Every day, we as consumers are bombarded with media images that portray a standard of beauty which tells us we need to look a certain way. As we stand in the checkout line, we are faced with tabloid covers featuring the stars’ “bikini bodies” and “amazing” weight loss secrets of celebrities. When we turn on the TV, commercials featuring svelte, impossibly thin women sell everything from cheeseburgers to automobiles. On the surface, it all looks so glamorous, but what message is the media really sending?

This week is Eating Disorders Awareness week, and it’s time to draw attention to this important public health concern.

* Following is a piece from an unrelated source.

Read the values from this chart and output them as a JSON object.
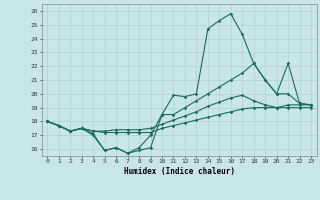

Eating disorders — such as anorexia, bulimia, and binge eating disorder — are serious, potentially life-threatening conditions that affect both a person’s emotional and physical health. In the United States alone, 30 million people will be impacted by an eating disorder at some point in their lifetime. Eating disorders can include extreme emotions, attitudes, and behaviors surrounding weight and food issues. These conditions affect all kinds of people and don’t discriminate by race, age, sex, age or size.

While anyone can be affected by an eating disorder, young girls are particularly at risk. In a recent survey of American elementary school girls who read magazines, 69 percent say the pictures influence their concept of the ideal body shape; 47 percent say the pictures make them want to lose weight. Not only can this kind of thinking lead to poor body image and low self-esteem, it can contribute to potentially life-threatening illness. Instead of focusing on losing weight, wouldn’t it be wonderful to send a message to girls it’s great to look healthy, not just thin?

Media is not the sole cause of eating disorders. They are caused by complex biological, psychological and social forces that combine to ignite the onset of an illness. However, by choosing to show images of fit, healthy bodies; by choosing to share stories of people who choose healthy balanced diets, we can change the conversation from “I want to be thin” to “I want to be strong and healthy.” Let’s all play our part by setting a good example for young people about what healthy, happy lifestyles really look like.